Put your garden to bedGathering mulch is as easy as mowing your lawn. (Photo by C. R. Wagner)

John James Audubon wrote, “A true conservationist is a man who knows that the world is not given by his fathers, but borrowed from his children.”

Kevin Brown, agriculture resource specialist at the Bradford County Conservation District (BCCD) wanted to communicate with people who have gardens on a smaller scale than the large farms. He felt that the backyard gardeners need to be concerned about conservation of soil and erosion prevention, just as much as the farmers. According to Brown, some people don’t realize the power of water, even a single raindrop.

Put your garden to bed
Pictured, is the no-till mulch garden at the Bradford County Conservation District. Provided photo.

“The impact of the raindrop is like a small bomb going off when it hits the soil,” explained Brown. “So you want to protect the soil. When you fertilize your garden the nutrients are in the top layer  – a few inches – and if water hits it and it runs off, you are losing your best soil.”

Brown feels it is best to mulch plants in a garden.

“When rain hits mulch, it disperses its energy and doesn’t dislodge the soil particles underneath the mulch,” said Brown, who explained that this concept is important for the backyard gardeners to be aware of along with the farmers. 

Put your garden to bed
A mixture of grass clippings and chopped up leaves is put into a cart to be hauled up to the garden. (Photo by C. R. Wagner)

The large-scale farmer plants a cover crop that acts like mulch. Rain hits the cover crop instead of the soil directly. That takes the energy out of the raindrop. In addition, the living roots are preventing erosion.

Working out of the BCCD office, across from the Wysox Fire Company, Brown has begun to teach gardeners about the no-till mulch method of gardening. No-till means just that. You don’t till or turn under the soil. This keeps the soil firmer. It keeps it “glued together” better. It’s not loose; therefore it loses fewer nutrients.

He had started with no-till agriculture on a large scale, but saw the benefit of bringing it to the scale of the backyard gardener. 

Put your garden to bed
It’s easy to pull the mulch aside to plant seeds. These spinach plants came up even though some of the leaves fell into the cleared rows. (Photo by C. R. Wagner)

Brown contacted someone he knew in the area who did the no-till mulch method in his garden, who had learned it from Ruth Stout, a world-renowned gardener who used this method. Nicknamed the “Mulch Queen,” Stout discovered that the traditional methods of gardening – digging, weeding, watering, plowing and hoeing could be replaced with mulching. She used hay.
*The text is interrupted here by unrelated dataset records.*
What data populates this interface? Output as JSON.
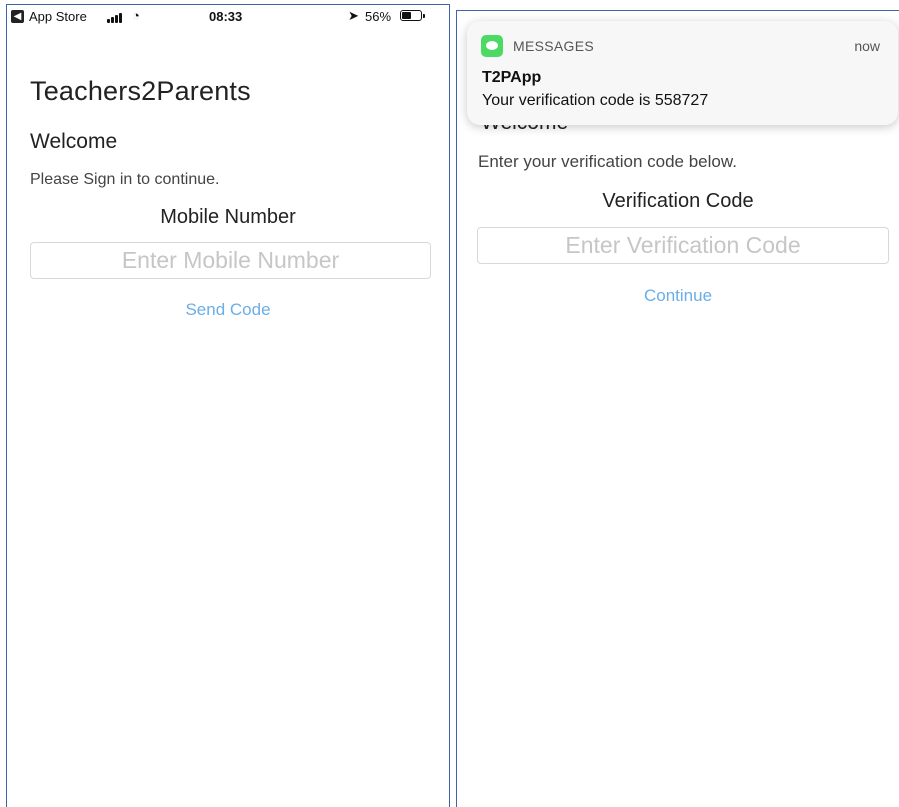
{
  "left_screen": {
    "status_bar": {
      "back_app": "App Store",
      "time": "08:33",
      "battery_percent": "56%",
      "battery_level": 0.56
    },
    "app_title": "Teachers2Parents",
    "welcome": "Welcome",
    "instruction": "Please Sign in to continue.",
    "field_label": "Mobile Number",
    "input_placeholder": "Enter Mobile Number",
    "input_value": "",
    "action_label": "Send Code"
  },
  "right_screen": {
    "welcome_partial": "Welcome",
    "instruction": "Enter your verification code below.",
    "field_label": "Verification Code",
    "input_placeholder": "Enter Verification Code",
    "input_value": "",
    "action_label": "Continue"
  },
  "notification": {
    "app_name": "MESSAGES",
    "time": "now",
    "sender": "T2PApp",
    "message": "Your verification code is 558727"
  },
  "colors": {
    "link": "#6aaee8",
    "messages_icon": "#4cd964",
    "frame_border": "#3f63a8"
  }
}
After Brown learned the method, he brought it to the BCCD office. Concerned about soil erosion and flooding, the BCCD soon realized that every little bit helps and are promoting the no-till mulch method of gardening.

In 2018, he had a few workshops for the public to show how the method works. According to Brown it works because it prevents erosion; no rototiller or plow is needed; no rock picking is necessary and very little weeding needs to be done.

Put your garden to bed
Pictured is the Bradford County Conservation District, located just across from the Wysox Fire Company. (Photo by C. R. Wagner)
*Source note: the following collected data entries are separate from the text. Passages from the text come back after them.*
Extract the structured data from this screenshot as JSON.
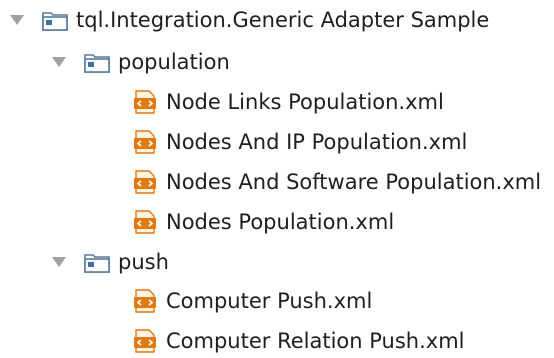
{
  "tree": {
    "project": {
      "label": "tql.Integration.Generic Adapter Sample",
      "toggle_icon": "expanded-triangle-icon",
      "icon": "project-folder-icon"
    },
    "folders": [
      {
        "label": "population",
        "toggle_icon": "expanded-triangle-icon",
        "icon": "folder-icon",
        "files": [
          {
            "label": "Node Links Population.xml",
            "icon": "xml-file-icon"
          },
          {
            "label": "Nodes And IP Population.xml",
            "icon": "xml-file-icon"
          },
          {
            "label": "Nodes And Software Population.xml",
            "icon": "xml-file-icon"
          },
          {
            "label": "Nodes Population.xml",
            "icon": "xml-file-icon"
          }
        ]
      },
      {
        "label": "push",
        "toggle_icon": "expanded-triangle-icon",
        "icon": "folder-icon",
        "files": [
          {
            "label": "Computer Push.xml",
            "icon": "xml-file-icon"
          },
          {
            "label": "Computer Relation Push.xml",
            "icon": "xml-file-icon"
          }
        ]
      }
    ]
  },
  "colors": {
    "text": "#1e1e1e",
    "triangle": "#a0a0a0",
    "folder": "#5a7a9a",
    "folder_fill": "#ffffff",
    "xml_orange": "#e07a10",
    "xml_bg": "#f6c77c"
  }
}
“Weeds can only germinate three to five times the thickness of the seed itself,” explained Brown. “The larger the seed, the deeper it goes. By putting a thick layer of mulch on the garden, you are preventing the weed seeds from sprouting. When it’s time to plant your garden, just pull the mulch aside and plant your seeds. It works the same way when planting plants.”

In 2019 he started a no-till mulch garden at the Stoll Building where the BCCD offices are located. He measured out an area for the garden and mowed the lawn in that space. Then he put manure on top of the mowed area, adding a thick layer of hay on top of that. By June he put in plants, donated by Greener Pastures and John Sullivan donated the hay.

At the 2019 Troy Fair, Brown was at the Agsporation Station demonstrating soil health, including the no-till mulch method of gardening.

According to Brown, hay is not the only material that can be used for mulch. Leaves and grass clippings also make good mulch.

For the backyard home gardeners, this no-till mulch method seems like the way to go. They can prevent soil erosion and flooding, and at the same time use a much easier gardening method. For more information, contact Kevin Brown at (570) 265-5539, extension 3105.

Now that the leaves have fallen, it’s a good time to put them to good use instead of sending them off to the landfill or burning them. Sweeping them up with grass clippings and putting them on the garden in the fall is a good way to put your garden to bed for the winter. It will be ready to plant in the spring.

“With the no-till mulch method, perhaps more people will garden,” said Kevin Brown. “It’s so easy. What little work it takes, now is the time of year to do it.”

It’s time to put your garden to bed.